BtoBマーケティング戦略とは、法人顧客の獲得・育成・商談化を体系的に設計し、KPIで進捗を管理しながら継続的に改善していくための全体計画です。ファネル設計によって顧客の購買プロセスを可視化し、各段階で適切な施策を実行することで、マーケティングROIを最大化できます。
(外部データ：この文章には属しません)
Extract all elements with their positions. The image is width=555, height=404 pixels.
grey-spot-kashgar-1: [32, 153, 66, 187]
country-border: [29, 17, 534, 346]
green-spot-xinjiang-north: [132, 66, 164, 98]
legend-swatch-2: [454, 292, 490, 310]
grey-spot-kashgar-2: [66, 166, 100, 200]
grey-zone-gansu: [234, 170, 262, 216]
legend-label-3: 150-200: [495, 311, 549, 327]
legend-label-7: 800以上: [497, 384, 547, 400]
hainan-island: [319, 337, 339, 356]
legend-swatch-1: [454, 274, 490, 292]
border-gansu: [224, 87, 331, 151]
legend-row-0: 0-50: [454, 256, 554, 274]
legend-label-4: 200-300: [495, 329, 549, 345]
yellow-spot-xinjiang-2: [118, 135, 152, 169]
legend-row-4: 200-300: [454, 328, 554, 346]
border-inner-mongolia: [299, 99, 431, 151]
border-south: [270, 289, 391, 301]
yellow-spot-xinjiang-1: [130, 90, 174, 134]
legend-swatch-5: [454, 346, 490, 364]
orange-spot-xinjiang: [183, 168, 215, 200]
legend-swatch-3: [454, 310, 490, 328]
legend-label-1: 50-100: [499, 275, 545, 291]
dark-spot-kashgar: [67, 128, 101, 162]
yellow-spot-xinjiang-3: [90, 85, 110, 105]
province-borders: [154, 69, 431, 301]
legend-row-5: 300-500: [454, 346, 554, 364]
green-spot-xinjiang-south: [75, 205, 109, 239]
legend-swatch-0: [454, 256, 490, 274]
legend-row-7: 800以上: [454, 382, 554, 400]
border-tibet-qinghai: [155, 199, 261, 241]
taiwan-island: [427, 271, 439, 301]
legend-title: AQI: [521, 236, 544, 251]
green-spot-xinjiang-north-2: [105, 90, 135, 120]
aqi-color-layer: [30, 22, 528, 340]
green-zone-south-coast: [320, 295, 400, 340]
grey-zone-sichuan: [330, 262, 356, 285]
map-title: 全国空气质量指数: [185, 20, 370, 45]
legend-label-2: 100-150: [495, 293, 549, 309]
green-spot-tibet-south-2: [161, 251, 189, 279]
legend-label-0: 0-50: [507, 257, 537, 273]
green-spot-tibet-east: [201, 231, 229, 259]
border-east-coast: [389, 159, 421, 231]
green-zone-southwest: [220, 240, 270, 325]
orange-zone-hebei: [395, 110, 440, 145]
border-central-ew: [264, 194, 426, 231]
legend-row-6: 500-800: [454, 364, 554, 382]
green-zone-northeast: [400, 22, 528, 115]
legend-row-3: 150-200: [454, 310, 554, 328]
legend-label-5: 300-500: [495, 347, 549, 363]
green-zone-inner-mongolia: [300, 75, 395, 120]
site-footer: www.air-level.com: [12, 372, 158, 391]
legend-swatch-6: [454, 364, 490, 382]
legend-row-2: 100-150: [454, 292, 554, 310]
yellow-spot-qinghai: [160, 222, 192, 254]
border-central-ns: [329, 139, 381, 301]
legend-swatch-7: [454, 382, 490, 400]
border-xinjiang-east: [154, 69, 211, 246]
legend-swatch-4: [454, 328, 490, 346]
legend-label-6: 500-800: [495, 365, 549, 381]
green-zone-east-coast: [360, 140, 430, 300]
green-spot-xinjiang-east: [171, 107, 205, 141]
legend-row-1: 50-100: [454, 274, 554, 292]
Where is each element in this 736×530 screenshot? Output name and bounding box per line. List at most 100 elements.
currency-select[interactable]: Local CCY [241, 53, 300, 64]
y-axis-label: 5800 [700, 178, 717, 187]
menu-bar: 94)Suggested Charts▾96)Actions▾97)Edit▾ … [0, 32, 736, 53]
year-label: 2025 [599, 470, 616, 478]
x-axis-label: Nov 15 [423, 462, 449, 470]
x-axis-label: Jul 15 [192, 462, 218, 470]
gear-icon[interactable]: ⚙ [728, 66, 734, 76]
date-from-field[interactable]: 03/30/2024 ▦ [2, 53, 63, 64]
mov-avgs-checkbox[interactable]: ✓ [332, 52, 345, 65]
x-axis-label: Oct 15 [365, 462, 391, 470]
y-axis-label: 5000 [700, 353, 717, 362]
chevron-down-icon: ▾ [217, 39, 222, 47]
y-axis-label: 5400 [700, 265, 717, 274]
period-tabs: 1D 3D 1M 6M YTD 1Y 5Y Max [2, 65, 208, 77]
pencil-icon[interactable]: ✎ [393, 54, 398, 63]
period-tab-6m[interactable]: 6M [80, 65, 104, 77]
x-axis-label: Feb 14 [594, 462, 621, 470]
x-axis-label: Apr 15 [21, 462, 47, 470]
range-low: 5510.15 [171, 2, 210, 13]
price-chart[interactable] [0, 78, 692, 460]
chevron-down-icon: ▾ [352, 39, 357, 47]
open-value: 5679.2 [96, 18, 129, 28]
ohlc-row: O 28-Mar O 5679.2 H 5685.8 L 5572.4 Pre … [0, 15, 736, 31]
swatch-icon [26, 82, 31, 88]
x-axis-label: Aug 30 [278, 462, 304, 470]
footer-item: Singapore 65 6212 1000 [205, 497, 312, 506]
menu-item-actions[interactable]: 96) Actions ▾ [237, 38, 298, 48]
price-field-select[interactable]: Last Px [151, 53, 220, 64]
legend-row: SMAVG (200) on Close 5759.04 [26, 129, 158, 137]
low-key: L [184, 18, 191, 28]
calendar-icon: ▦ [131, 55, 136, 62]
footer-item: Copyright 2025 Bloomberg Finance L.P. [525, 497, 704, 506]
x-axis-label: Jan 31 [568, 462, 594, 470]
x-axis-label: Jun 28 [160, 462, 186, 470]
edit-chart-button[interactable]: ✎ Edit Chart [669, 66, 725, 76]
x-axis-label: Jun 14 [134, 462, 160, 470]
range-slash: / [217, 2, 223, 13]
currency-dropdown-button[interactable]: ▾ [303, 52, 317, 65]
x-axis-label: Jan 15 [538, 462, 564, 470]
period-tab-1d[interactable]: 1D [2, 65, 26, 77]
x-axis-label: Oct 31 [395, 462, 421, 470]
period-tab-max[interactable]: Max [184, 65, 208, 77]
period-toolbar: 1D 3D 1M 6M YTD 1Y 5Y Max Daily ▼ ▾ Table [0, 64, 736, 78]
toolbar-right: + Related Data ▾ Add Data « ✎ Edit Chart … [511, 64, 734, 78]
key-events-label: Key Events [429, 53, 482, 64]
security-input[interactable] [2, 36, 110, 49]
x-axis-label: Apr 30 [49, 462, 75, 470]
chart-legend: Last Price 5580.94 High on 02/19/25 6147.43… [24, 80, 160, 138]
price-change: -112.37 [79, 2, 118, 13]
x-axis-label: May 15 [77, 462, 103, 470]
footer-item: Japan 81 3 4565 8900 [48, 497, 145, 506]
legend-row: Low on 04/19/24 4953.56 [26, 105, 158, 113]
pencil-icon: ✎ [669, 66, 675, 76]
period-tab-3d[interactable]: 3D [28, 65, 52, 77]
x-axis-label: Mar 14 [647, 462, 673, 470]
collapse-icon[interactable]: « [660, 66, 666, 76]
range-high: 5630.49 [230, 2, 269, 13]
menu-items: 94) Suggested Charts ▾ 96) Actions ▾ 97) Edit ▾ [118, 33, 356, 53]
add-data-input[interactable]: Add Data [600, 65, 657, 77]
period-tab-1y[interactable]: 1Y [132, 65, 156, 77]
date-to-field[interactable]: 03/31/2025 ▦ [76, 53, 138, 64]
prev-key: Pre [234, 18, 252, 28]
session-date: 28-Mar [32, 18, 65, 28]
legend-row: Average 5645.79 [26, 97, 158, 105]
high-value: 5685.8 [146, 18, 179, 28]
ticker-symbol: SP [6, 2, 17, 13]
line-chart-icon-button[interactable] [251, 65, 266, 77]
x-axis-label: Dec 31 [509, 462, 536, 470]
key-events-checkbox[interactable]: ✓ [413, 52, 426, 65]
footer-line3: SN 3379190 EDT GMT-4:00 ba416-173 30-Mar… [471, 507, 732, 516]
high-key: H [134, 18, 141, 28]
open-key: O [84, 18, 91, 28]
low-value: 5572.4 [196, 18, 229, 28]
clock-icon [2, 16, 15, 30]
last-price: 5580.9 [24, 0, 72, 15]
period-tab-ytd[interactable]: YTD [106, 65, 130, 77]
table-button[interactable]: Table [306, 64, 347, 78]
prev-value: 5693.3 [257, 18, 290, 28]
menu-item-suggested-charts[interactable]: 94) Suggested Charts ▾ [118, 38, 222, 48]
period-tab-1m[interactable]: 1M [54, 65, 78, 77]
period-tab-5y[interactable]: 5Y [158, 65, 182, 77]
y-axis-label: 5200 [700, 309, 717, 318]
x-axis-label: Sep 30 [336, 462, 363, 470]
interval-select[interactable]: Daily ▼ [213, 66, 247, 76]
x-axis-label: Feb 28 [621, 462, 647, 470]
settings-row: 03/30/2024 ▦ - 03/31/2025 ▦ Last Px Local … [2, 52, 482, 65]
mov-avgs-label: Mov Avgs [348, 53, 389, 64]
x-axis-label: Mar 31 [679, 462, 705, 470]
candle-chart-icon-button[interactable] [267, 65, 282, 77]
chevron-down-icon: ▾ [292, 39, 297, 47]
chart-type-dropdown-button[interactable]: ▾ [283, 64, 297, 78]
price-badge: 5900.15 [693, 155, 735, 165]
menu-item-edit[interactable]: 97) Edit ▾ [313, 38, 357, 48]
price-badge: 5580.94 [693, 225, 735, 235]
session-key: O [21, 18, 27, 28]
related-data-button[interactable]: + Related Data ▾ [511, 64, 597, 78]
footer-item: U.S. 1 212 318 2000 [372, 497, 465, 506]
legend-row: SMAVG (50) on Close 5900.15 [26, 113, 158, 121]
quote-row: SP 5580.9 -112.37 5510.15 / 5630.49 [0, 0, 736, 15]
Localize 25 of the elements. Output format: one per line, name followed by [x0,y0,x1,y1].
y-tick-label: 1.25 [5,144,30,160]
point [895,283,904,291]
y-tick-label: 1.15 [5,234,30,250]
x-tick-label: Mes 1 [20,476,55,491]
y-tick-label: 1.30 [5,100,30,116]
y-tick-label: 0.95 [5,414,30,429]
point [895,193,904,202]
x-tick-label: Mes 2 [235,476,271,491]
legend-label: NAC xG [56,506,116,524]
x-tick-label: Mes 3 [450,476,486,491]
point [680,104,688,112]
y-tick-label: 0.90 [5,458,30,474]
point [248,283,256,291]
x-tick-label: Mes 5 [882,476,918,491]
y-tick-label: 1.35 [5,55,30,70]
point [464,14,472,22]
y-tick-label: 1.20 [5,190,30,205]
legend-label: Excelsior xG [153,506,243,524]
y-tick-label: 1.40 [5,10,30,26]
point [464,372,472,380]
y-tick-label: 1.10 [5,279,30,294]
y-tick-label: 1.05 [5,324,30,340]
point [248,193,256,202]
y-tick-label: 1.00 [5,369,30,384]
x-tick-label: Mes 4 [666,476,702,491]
この記事では、BtoBマーケティング戦略の立て方をファネル設計・KPI設定・HubSpotでの実行管理という3つの観点から解説します。
この記事でわかること
- BtoBマーケティングにおけるファネル設計の考え方と具体的なステージ定義
- ファネル各段階のKPI設計とモニタリングの方法
- HubSpotを使ったファネル管理・KPIトラッキングの実践手順
- マーケティングと営業の連携を強化するための仕組み化のポイント
BtoBマーケティング戦略とは?全体像を理解する
BtoBマーケティング戦略とは、見込み顧客(リード)の獲得から育成、商談化、受注までの一連のプロセスを設計し、各施策を連動させて成果を最大化する取り組みです。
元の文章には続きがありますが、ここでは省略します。